Dari fakta tersebut sebenarnya telah
memberikan alasan yang kuat bahwa sektor informal yang didominasi oleh
perempuan ini perlu mendapat perhatian yang serius baik oleh pemerintah maupun
oleh pengusaha besar, BUMN atau BUMD melalui kebijakan-kebijakan pembangunan
serta program-program pemberdayaan, karena sektor informal ini selain mampu bertahan saat krisis ekonomi,
tetapi juga memberikan andil bagi pemecahan masalah lapangan kerja dan penanggulangan kemiskinan. Namun sektor
ini masih belum mendapat tempat yang layak
dalam kebijakan-kebijakan pembangunan malah tidak jarang mereka sering
dirugikan. Hal ini dikemukakan oleh Evers
selanjutnya yang dikutip oleh Loekman,
ada beberapa kebijakan yang sering
merugikan sektor informal ini, yakni : Pertama,
adanya persepsi di kalangan pemerintah daerah di Indonesia bahwa sektor
”self-employed” ini merupakan salah satu
sumber PAD (Pendapatan Asli Daerah) melalui penarikan retribusi.
Retribusi pada dasarnya adalah merupakan pajak yang adalah kewajiban setiap
warga negara untuk membayarnya. Akan tetapi apa yang sering terjadi adalah
bahwa Pemda demi mencapai target pencapaian PAD, Pemda menaikkan retribusi yang
dikenakan kepada para pegadang kecil yang ada di pasar maupun yang berjualan di
sepanjang kaki lima di atas pendapatan riel sipedagang kecil. Kedua, deregulasi
ekonomi menimbulkan masalah timbulnya persaingan antara modal kuat dan pedagang
kecil. Munculnya pasar swalayan umpamanya telah mendesak pedagang kecil yang
banyak menyingkir ke daerah pinggiran kota yang kurang strategis letaknya,
demikian menurunkan pendapatan mereka.
Ketiga, masih adanya persepsi di kalangan pejabat pemerintah daerah yang melihat
bahwa sektor ”self-employed” atau sektor informal merupakan kelompok yang tidak
tertib dan karenanya perlu ditertibkan
agar mudah dibina. Maka keluarlah berbagai persyaratan baru dari pihak
pemerintah daerah seperti Surat Izin Usaha Perdagangan (SIUP), Tanda Izin
Tempat Usaha atau Tanda Kartu Perdagangan. Bagi pedagang besar hal-hal seperti
ini tidak menjadi masalah tetapi bagi pedagang kecil atau sektor informal adanya berbagai surat izin itu selain mengarah pada pelipatgandaan prosedur
administrasi juga menelan biaya dan menyita waktu (Loekman Sutrisno, 1997: 47-48).

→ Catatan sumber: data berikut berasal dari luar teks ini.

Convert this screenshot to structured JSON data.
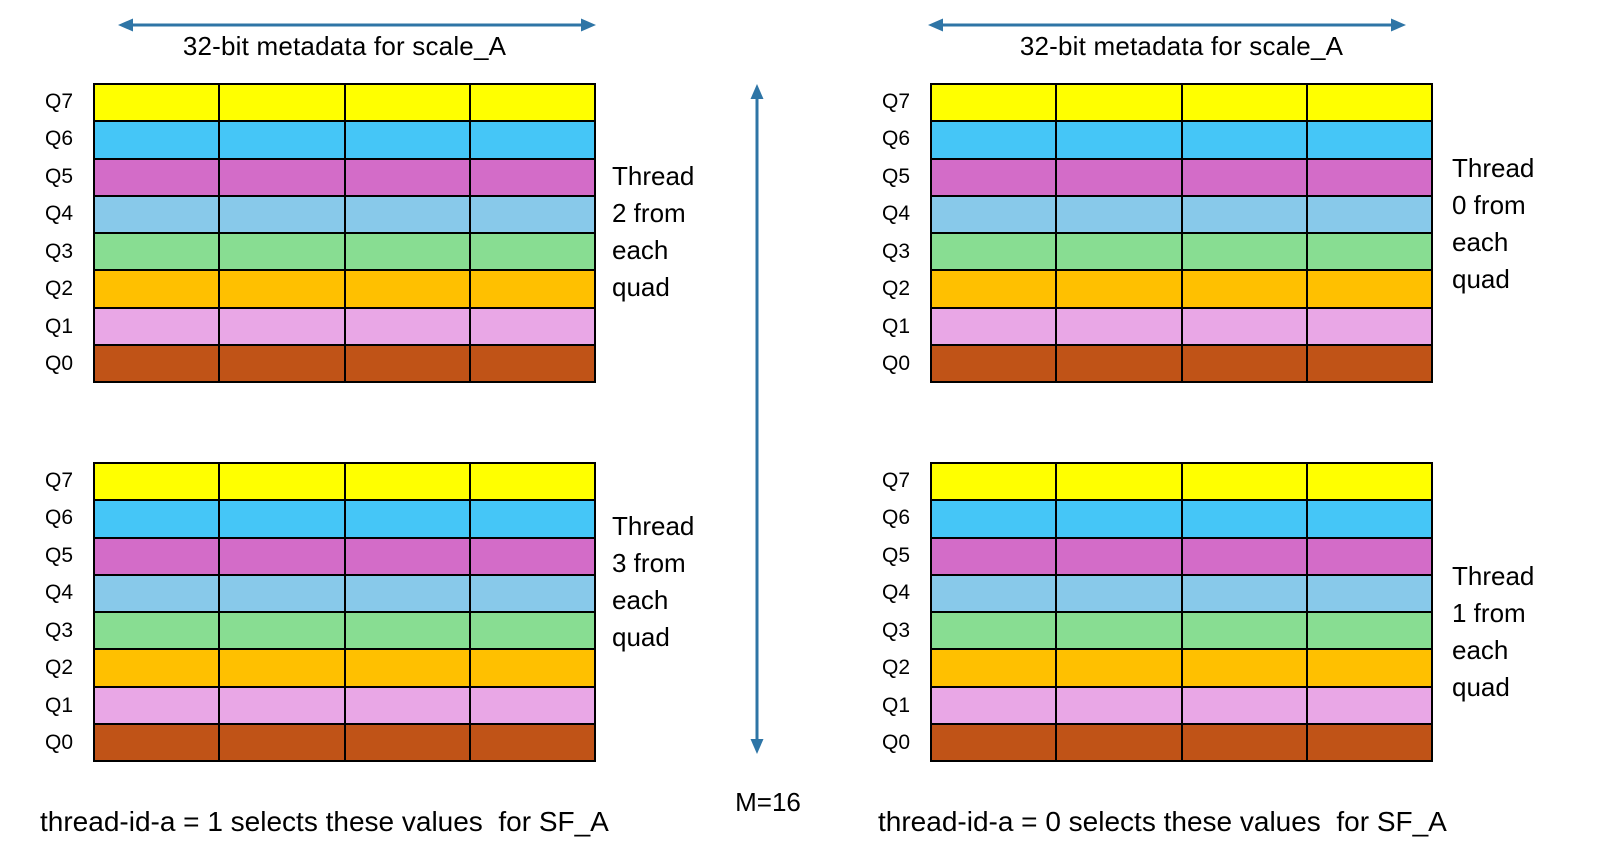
{
  "colors": {
    "arrow": "#2E75A6",
    "grid_border": "#000000",
    "row_colors": [
      "#FFFF00",
      "#45C6F7",
      "#D36CC8",
      "#88C9EA",
      "#88DD92",
      "#FFC000",
      "#E9A7E6",
      "#C05317"
    ]
  },
  "grid": {
    "row_labels": [
      "Q7",
      "Q6",
      "Q5",
      "Q4",
      "Q3",
      "Q2",
      "Q1",
      "Q0"
    ],
    "columns": 4,
    "rows": 8
  },
  "panels": [
    {
      "title": "32-bit metadata for scale_A",
      "grids": [
        {
          "thread_label": "Thread\n2 from\neach\nquad"
        },
        {
          "thread_label": "Thread\n3 from\neach\nquad"
        }
      ],
      "caption": "thread-id-a = 1 selects these values  for SF_A"
    },
    {
      "title": "32-bit metadata for scale_A",
      "grids": [
        {
          "thread_label": "Thread\n0 from\neach\nquad"
        },
        {
          "thread_label": "Thread\n1 from\neach\nquad"
        }
      ],
      "caption": "thread-id-a = 0 selects these values  for SF_A"
    }
  ],
  "center": {
    "m_label": "M=16"
  }
}
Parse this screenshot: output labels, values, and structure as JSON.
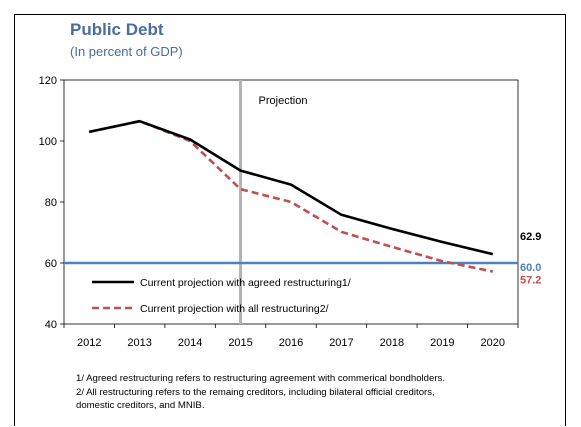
{
  "chart_data": {
    "type": "line",
    "title": "Public Debt",
    "subtitle": "(In percent of GDP)",
    "xlabel": "",
    "ylabel": "",
    "categories": [
      "2012",
      "2013",
      "2014",
      "2015",
      "2016",
      "2017",
      "2018",
      "2019",
      "2020"
    ],
    "ylim": [
      40,
      120
    ],
    "yticks": [
      40,
      60,
      80,
      100,
      120
    ],
    "grid": false,
    "projection_marker": {
      "at": "2015",
      "label": "Projection"
    },
    "series": [
      {
        "name": "Current projection with agreed restructuring1/",
        "color": "#000000",
        "style": "solid",
        "values": [
          103,
          106.5,
          100.5,
          90.3,
          85.7,
          75.8,
          71.2,
          66.9,
          62.9
        ],
        "end_label": "62.9"
      },
      {
        "name": "Current projection with all restructuring2/",
        "color": "#c0504d",
        "style": "dashed",
        "values": [
          103,
          106.5,
          100,
          84.2,
          80,
          70.2,
          65.3,
          60.6,
          57.2
        ],
        "end_label": "57.2"
      },
      {
        "name": "",
        "color": "#4f81bd",
        "style": "solid",
        "values": [
          60.0,
          60.0,
          60.0,
          60.0,
          60.0,
          60.0,
          60.0,
          60.0,
          60.0
        ],
        "end_label": "60.0"
      }
    ]
  },
  "notes": [
    "1/ Agreed restructuring refers to restructuring agreement with commerical bondholders.",
    "2/ All restructuring refers to the remaing  creditors, including bilateral official creditors,",
    "domestic creditors, and MNIB."
  ]
}
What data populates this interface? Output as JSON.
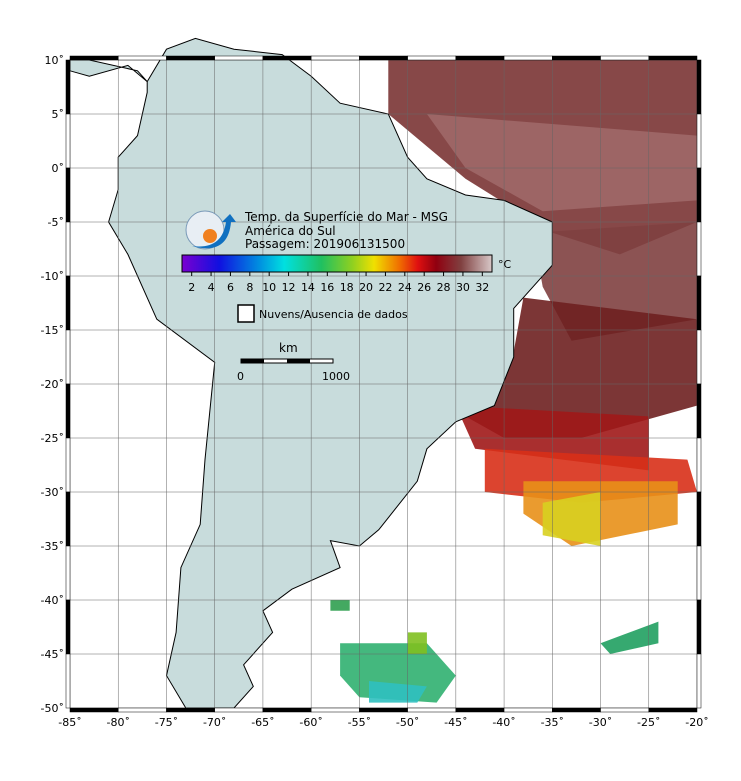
{
  "map": {
    "title": "Temp. da Superfície do Mar - MSG",
    "region": "América do Sul",
    "pass": "Passagem: 201906131500",
    "xlim": [
      -85,
      -20
    ],
    "ylim": [
      -50,
      10
    ],
    "xticks": [
      {
        "value": -85,
        "label": "-85˚"
      },
      {
        "value": -80,
        "label": "-80˚"
      },
      {
        "value": -75,
        "label": "-75˚"
      },
      {
        "value": -70,
        "label": "-70˚"
      },
      {
        "value": -65,
        "label": "-65˚"
      },
      {
        "value": -60,
        "label": "-60˚"
      },
      {
        "value": -55,
        "label": "-55˚"
      },
      {
        "value": -50,
        "label": "-50˚"
      },
      {
        "value": -45,
        "label": "-45˚"
      },
      {
        "value": -40,
        "label": "-40˚"
      },
      {
        "value": -35,
        "label": "-35˚"
      },
      {
        "value": -30,
        "label": "-30˚"
      },
      {
        "value": -25,
        "label": "-25˚"
      },
      {
        "value": -20,
        "label": "-20˚"
      }
    ],
    "yticks": [
      {
        "value": 10,
        "label": "10˚"
      },
      {
        "value": 5,
        "label": "5˚"
      },
      {
        "value": 0,
        "label": "0˚"
      },
      {
        "value": -5,
        "label": "-5˚"
      },
      {
        "value": -10,
        "label": "-10˚"
      },
      {
        "value": -15,
        "label": "-15˚"
      },
      {
        "value": -20,
        "label": "-20˚"
      },
      {
        "value": -25,
        "label": "-25˚"
      },
      {
        "value": -30,
        "label": "-30˚"
      },
      {
        "value": -35,
        "label": "-35˚"
      },
      {
        "value": -40,
        "label": "-40˚"
      },
      {
        "value": -45,
        "label": "-45˚"
      },
      {
        "value": -50,
        "label": "-50˚"
      }
    ],
    "colorbar": {
      "unit": "°C",
      "clim": [
        1,
        33
      ],
      "ticks": [
        2,
        4,
        6,
        8,
        10,
        12,
        14,
        16,
        18,
        20,
        22,
        24,
        26,
        28,
        30,
        32
      ]
    },
    "legend": "Nuvens/Ausencia de dados",
    "scale": {
      "unit": "km",
      "labels": [
        "0",
        "1000"
      ]
    }
  }
}
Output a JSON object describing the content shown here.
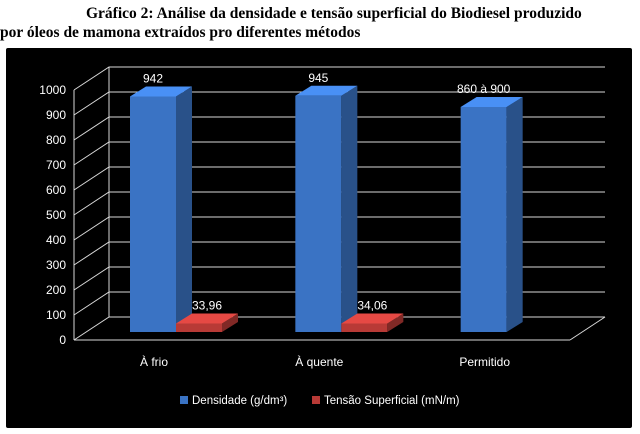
{
  "caption": {
    "line1": "Gráfico 2: Análise da densidade e tensão superficial do Biodiesel produzido",
    "line2": "por óleos de mamona extraídos pro diferentes métodos"
  },
  "chart_data": {
    "type": "bar",
    "categories": [
      "À frio",
      "À quente",
      "Permitido"
    ],
    "series": [
      {
        "name": "Densidade (g/dm³)",
        "values": [
          942,
          945,
          900
        ],
        "labels": [
          "942",
          "945",
          "860 à 900"
        ],
        "color": "#3a73c4"
      },
      {
        "name": "Tensão Superficial (mN/m)",
        "values": [
          33.96,
          34.06,
          null
        ],
        "labels": [
          "33,96",
          "34,06",
          ""
        ],
        "color": "#b83a36"
      }
    ],
    "yticks": [
      "0",
      "100",
      "200",
      "300",
      "400",
      "500",
      "600",
      "700",
      "800",
      "900",
      "1000"
    ],
    "ylim": [
      0,
      1000
    ],
    "grid": true,
    "legend": "bottom",
    "background": "#000000"
  }
}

Apa yang dikemukakan di atas memberi
gambaran bahwa banyak kali kebijakan Pemda di Indonesia belum melihat
pentingnya sektor informal sebagai sektor yang penting dan potensial dalam
rangka memecahkan masalah pengangguran dan kemiskinan umumnya dan khususnya di
perkotaan. Padahal sektor informal ini jika ditata dan dibina dengan baik
secara terencana serta komitmen yang tinggi melalui kebijakan-kebijakan
pembangunan khususnya kebijakan anggaran
yang berpihak sektor informal (self-employed pro-bugeting), maka bukan
tidak mungkin sektor ini dapat menjadi salah satu sektor andalan yang dapat memberikan kontribusi bagi
pembangunan perekonomian rakyat
khususnya perekono-mian kota, di samping sumbangannya yang efektif dan
efisien bagi pemecahan masalah
pengangguran dan kemiskinan. Hal ini tentu sangat bergantung dari pandangan
pemerintah/ pemerintah daerah dalam memahami dan memiliki definisi konsep yang
jelas tentang modernisasi kota dengan karakteristik mas-yarakatnya. Pengetahuan dan pemahaman Pemda tentang
perencanaan pembangunan daerah tidak mesti hanya dilaterbelakangi dan berorientasi pada konsep-konsep ekonomi
modern semata, tetapi mesti pula sangat penting memperhatikan ekonomi
tradisional dan sektor informal, serta faktor-faktor non-ekonomi, seperti aspek
sosiologis, kultur, historis serta ekologi suatu masyarakat perlu
mendapat pertimbangan dalam merumuskan
kebijakan-kebijakan pembangunan secara komprehensif dan terintegrasi khususnya
kebijakan-kebijakan di bidang ekonomi. Hal ini sangat perlu agar tidak lagi
mengulangi kesalahan di masa lalu di mana pemerintah secara nasional lebih
mementingkan pertumbuhan ekonomi dengan memberi prioritas kepada ekonomi makro
dengan memberi dukungan subsidi maupun dukungan politis yang besar kepada
perusahaan-perusahaan besar padat modal melalui investasi modal asing yang
besar, namun tidak efisien, sementara ekonomi mikro/kecil kurang mendapat
perhatian malah terkesan diabaikan di samping tidak didukung dengan studi-studi
yang mendalam mengenai latarbelakang sistem sosial dan budaya dari masyarakat
yang dapat memberi dukungan bagi pertumbuhan ekonomi.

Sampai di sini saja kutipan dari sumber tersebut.